By Maggi Molina and Dan Lips

Congress faces major challenges in 2020—including the Coronavirus pandemic and addressing its significant disruptions to our way of life. With the Congressional Budget Office already forecasting trillion dollar federal deficits through 2030, lawmakers may have less flexibility to authorize new spending to address these problems.

One way for Congress to improve the government’s balance sheet would be to stop federal agencies from making improper payments. “Improper payments” doesn’t sound that bad — perhaps you used Paypal instead of Venmo — but they are essentially illegal payments. These are payments that should not have been made or that were made in incorrect amounts.

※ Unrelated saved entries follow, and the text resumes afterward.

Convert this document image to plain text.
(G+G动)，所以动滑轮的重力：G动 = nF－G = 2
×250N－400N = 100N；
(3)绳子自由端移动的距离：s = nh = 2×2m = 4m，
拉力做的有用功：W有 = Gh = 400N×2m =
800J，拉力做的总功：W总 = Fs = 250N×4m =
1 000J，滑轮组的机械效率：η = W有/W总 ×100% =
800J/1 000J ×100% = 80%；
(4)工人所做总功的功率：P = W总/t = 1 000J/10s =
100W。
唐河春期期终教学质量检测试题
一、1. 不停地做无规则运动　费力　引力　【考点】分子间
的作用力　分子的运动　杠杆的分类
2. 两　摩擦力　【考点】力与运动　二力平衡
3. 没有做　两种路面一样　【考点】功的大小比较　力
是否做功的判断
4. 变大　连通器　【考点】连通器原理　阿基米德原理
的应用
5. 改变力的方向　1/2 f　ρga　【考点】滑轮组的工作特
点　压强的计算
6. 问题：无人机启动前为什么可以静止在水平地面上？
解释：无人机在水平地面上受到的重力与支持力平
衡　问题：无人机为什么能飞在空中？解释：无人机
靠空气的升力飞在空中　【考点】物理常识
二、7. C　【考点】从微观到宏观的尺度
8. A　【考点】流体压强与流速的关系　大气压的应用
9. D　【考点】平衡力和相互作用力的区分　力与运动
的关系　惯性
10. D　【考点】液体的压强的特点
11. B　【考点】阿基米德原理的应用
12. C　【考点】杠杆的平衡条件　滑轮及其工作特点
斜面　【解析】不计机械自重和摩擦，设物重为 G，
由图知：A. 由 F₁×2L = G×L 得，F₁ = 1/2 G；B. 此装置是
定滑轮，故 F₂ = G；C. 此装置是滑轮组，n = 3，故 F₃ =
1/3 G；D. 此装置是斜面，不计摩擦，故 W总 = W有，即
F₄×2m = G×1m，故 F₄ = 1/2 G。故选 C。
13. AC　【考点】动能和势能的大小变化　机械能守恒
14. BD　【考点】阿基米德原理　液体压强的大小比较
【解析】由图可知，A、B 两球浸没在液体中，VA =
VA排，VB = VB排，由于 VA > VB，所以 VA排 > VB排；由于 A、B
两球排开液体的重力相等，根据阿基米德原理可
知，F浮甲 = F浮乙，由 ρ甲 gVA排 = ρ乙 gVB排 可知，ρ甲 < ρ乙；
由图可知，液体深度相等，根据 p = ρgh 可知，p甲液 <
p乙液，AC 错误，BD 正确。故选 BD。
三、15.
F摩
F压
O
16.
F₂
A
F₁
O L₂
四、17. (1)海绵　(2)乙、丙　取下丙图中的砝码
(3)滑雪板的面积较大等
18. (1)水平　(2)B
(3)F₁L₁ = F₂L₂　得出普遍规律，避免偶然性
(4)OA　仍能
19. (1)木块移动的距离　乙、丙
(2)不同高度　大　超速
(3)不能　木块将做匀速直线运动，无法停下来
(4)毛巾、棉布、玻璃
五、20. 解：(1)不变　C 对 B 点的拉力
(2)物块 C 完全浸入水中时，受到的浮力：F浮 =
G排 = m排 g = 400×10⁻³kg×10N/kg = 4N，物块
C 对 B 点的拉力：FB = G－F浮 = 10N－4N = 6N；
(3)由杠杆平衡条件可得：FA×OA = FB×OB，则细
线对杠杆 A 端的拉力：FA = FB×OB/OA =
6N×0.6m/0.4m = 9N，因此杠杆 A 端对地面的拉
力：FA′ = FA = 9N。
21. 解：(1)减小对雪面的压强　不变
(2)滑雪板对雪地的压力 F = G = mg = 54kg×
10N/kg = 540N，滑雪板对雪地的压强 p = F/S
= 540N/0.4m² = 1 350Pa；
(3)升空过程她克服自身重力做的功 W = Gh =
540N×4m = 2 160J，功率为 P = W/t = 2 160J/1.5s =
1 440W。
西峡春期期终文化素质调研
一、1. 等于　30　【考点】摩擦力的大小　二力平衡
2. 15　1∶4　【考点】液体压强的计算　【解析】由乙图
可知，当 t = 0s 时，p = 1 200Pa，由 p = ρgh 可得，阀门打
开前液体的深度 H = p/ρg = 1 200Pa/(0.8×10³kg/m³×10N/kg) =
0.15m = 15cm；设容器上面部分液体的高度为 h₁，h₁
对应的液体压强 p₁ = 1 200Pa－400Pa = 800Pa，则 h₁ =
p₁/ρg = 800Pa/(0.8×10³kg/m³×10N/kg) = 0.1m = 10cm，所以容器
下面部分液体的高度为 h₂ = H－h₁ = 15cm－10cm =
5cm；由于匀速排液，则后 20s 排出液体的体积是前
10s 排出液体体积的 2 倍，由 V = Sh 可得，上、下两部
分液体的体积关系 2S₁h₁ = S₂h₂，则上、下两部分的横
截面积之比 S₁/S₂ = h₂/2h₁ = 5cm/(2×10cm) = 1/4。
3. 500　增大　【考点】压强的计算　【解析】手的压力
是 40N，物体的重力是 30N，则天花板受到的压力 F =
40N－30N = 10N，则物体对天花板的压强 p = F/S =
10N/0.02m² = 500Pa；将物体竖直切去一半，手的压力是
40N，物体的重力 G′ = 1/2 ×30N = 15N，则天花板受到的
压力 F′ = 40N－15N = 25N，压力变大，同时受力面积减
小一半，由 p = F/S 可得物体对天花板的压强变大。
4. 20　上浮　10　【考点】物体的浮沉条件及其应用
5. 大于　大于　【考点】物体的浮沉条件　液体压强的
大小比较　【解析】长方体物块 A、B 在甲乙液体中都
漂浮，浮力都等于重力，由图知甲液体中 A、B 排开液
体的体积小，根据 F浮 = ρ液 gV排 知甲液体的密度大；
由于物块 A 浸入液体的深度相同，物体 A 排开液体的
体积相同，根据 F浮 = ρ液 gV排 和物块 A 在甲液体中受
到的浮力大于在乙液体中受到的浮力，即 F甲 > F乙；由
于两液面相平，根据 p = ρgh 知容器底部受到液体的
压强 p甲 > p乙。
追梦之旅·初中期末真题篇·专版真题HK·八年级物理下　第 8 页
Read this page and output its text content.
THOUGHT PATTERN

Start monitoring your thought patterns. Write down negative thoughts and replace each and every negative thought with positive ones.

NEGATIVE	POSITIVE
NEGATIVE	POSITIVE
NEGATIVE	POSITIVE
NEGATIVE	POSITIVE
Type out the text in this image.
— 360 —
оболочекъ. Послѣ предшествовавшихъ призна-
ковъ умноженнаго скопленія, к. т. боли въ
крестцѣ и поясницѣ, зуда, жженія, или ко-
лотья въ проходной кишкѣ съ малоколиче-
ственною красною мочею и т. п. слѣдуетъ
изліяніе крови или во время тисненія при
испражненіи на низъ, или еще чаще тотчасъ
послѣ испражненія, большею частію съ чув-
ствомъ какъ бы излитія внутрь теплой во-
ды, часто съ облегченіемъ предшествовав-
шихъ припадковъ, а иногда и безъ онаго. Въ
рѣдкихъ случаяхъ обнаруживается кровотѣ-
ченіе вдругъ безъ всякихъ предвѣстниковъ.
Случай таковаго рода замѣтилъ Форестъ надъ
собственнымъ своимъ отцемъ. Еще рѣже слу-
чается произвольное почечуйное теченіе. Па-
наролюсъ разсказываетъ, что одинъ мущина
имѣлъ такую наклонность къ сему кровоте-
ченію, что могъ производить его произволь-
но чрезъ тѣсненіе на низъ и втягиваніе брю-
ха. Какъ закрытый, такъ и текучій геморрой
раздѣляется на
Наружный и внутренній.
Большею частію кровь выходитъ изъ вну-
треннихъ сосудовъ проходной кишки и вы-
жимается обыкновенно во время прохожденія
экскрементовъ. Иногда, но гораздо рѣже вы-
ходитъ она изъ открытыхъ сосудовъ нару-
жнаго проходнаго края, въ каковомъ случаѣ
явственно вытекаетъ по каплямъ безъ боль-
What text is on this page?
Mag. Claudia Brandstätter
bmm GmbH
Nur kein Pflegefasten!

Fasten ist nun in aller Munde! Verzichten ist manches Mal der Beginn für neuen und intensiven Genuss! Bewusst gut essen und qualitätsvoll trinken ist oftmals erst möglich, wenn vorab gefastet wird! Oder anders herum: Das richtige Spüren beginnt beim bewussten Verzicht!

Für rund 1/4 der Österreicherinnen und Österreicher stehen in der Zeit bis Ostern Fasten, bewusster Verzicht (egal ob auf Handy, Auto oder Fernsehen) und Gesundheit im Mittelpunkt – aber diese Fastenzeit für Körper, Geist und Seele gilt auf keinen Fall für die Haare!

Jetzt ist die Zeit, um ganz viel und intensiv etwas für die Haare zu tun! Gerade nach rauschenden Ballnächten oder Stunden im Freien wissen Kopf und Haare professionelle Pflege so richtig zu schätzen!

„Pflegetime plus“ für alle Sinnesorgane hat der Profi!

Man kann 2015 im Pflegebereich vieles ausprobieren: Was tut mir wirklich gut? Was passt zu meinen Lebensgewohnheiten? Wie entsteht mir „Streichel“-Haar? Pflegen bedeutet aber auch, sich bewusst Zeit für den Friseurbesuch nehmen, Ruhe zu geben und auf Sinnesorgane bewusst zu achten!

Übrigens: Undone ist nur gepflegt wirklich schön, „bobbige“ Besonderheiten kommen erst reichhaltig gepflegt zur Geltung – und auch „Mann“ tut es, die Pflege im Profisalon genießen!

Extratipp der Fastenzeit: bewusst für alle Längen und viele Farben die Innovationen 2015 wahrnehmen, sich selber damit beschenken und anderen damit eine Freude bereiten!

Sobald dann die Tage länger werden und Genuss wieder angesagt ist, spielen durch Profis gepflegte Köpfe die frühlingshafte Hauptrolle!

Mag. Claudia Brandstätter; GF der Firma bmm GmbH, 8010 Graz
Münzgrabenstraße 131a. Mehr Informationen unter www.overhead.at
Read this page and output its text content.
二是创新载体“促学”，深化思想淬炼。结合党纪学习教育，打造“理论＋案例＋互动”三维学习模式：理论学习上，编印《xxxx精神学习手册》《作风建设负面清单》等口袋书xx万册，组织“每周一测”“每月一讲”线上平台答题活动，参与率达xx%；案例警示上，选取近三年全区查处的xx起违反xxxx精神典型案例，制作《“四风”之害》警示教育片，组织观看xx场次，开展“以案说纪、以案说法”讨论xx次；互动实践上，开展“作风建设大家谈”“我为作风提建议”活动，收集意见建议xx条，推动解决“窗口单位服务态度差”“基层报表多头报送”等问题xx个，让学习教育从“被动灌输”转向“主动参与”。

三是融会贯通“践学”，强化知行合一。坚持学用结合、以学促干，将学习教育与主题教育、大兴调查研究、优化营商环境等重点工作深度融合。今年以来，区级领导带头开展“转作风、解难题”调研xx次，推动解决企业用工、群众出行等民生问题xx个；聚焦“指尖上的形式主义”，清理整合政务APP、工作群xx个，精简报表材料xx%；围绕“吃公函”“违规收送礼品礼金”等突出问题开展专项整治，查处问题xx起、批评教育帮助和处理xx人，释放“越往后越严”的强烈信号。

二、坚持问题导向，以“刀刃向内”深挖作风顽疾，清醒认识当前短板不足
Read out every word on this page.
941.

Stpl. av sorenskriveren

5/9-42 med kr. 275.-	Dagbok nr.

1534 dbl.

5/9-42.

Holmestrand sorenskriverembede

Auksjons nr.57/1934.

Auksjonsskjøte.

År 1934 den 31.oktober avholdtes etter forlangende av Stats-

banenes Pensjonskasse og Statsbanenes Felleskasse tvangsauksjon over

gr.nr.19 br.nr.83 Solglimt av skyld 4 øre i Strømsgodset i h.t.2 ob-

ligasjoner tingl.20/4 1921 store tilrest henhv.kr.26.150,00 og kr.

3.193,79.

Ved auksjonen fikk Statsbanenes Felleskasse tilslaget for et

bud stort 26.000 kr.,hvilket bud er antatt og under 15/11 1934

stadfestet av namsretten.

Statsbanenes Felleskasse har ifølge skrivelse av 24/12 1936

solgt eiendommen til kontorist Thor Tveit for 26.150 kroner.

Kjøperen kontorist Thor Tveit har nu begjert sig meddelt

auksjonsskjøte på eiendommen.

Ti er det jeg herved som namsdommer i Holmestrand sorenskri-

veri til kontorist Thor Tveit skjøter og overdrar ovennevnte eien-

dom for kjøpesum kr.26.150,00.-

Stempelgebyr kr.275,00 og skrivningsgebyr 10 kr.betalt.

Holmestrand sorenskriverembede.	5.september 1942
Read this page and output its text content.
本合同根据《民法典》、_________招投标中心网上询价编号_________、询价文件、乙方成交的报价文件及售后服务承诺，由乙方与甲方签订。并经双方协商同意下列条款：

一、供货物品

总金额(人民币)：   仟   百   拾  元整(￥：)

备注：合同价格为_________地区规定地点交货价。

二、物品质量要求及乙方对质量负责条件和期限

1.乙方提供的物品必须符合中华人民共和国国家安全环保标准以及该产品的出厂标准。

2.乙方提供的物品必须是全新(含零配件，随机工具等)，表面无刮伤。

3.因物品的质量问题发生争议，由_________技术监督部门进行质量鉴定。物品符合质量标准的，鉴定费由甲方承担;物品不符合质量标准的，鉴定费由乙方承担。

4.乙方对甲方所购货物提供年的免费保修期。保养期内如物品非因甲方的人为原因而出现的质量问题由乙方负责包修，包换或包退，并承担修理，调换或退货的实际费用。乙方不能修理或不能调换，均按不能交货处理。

The Government Accountability Office (GAO) recently reported that federal agencies made $175 Billion in improper payments in 2019. Of those, $75 Billion (or 42 percent) were reported as a “monetary loss, an amount that should not have been paid and in theory should or could be recovered.” More than two-thirds of the improper payments were concentrated in three programs: Medicaid, Medicare, and the Earned Income Tax Credit. 

GAO warned that the problem could be even bigger: “The federal government’s ability to understand the full scope of its improper payments is hindered by incomplete, unreliable, or understated agency estimates,” among other issues. Indeed, a number of agencies do not accurately report this information.